Brilliant - thanks everyone for answers. glitjr nailed it. - some further explanation below:
Beyond its intended purpose of configuring trunk links between switches, ISL is often used in other ways. For example, it is possible to purchase network interface cards that support ISL. If a server were configured with an ISL-capable network card, it could be connected to an ISL port on a switch. This would allow a server to be made part of multiple VLANs simultaneously, the benefit being that hosts from different broadcast domains could then access the server without the need for their packets to be routed. While this may seem like a perfect solution, you need to remember than the server would now see all traffic from these VLANs, which could negatively impact performance.
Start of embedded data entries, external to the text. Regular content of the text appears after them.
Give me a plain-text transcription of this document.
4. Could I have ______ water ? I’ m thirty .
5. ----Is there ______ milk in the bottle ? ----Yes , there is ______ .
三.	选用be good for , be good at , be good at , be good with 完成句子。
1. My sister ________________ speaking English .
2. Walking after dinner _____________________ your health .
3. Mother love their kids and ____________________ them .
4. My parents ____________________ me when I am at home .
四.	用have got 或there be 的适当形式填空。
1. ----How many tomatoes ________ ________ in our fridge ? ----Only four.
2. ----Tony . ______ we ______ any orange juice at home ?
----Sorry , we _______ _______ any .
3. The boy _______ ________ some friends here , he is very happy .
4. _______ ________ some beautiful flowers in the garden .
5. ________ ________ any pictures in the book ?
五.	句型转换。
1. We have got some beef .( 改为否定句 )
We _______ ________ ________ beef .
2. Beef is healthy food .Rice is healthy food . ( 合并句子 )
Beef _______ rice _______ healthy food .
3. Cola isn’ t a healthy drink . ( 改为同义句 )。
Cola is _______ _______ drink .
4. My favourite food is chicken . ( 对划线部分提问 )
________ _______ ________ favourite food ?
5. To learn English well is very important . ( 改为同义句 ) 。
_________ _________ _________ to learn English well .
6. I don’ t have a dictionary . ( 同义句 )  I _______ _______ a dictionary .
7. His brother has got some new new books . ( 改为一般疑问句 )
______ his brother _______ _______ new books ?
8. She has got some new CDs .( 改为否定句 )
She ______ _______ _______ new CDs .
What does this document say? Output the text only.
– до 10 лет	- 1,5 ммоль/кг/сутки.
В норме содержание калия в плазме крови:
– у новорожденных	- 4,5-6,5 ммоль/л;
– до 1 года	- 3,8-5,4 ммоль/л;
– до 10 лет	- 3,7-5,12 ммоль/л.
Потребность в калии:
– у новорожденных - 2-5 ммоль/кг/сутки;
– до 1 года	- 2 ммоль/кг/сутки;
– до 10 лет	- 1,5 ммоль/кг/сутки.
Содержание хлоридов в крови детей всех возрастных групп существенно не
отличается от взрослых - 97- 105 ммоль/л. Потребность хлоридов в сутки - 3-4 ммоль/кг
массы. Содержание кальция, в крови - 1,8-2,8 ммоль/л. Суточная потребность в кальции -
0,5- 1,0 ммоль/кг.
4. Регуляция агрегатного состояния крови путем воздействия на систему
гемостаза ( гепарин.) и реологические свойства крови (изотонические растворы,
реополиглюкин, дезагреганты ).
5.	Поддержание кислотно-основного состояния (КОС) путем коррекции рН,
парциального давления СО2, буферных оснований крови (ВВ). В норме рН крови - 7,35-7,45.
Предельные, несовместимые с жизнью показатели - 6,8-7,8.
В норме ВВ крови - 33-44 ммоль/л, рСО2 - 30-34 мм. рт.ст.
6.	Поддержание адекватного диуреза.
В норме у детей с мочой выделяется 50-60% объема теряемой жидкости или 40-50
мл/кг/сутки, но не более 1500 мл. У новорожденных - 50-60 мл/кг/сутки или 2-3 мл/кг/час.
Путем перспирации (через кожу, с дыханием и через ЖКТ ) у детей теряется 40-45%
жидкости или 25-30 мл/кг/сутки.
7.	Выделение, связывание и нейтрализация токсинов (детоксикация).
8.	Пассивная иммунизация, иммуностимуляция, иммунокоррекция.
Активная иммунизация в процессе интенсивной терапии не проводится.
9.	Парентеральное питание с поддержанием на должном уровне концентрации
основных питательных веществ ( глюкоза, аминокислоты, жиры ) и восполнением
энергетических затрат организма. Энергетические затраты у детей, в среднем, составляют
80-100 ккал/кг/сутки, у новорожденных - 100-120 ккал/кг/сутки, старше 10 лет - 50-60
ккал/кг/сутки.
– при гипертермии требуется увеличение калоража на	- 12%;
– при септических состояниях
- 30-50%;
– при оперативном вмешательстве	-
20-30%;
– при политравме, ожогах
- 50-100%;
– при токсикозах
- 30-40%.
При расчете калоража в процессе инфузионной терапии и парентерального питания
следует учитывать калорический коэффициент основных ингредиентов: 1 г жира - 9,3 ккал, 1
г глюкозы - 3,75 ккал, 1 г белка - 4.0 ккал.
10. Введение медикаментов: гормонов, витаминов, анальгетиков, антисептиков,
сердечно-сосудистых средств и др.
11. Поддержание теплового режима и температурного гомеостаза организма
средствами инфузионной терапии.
A more common alternative use for ISL is to connect a Cisco router to a switch in order to facilitate the routing of traffic between VLANs. For example, if you wanted to route traffic between VLANs 1 and 99 in a non-ISL environment with one switch, you would need to connect the router to both a port on VLAN 1 and a port on VLAN 99, as shown below.
philb19Author Commented:
and here - is the accepted answer
route print from pc - said on-link

"On-link means that the IP addresses within that subnet are on the same subnet as this computer.  So it does not need to go through a router.

This indicates to me that VLAN tag'ing is enabled.  The computer has an IP address on both VLAN's so it can talk to the phones without going through a router."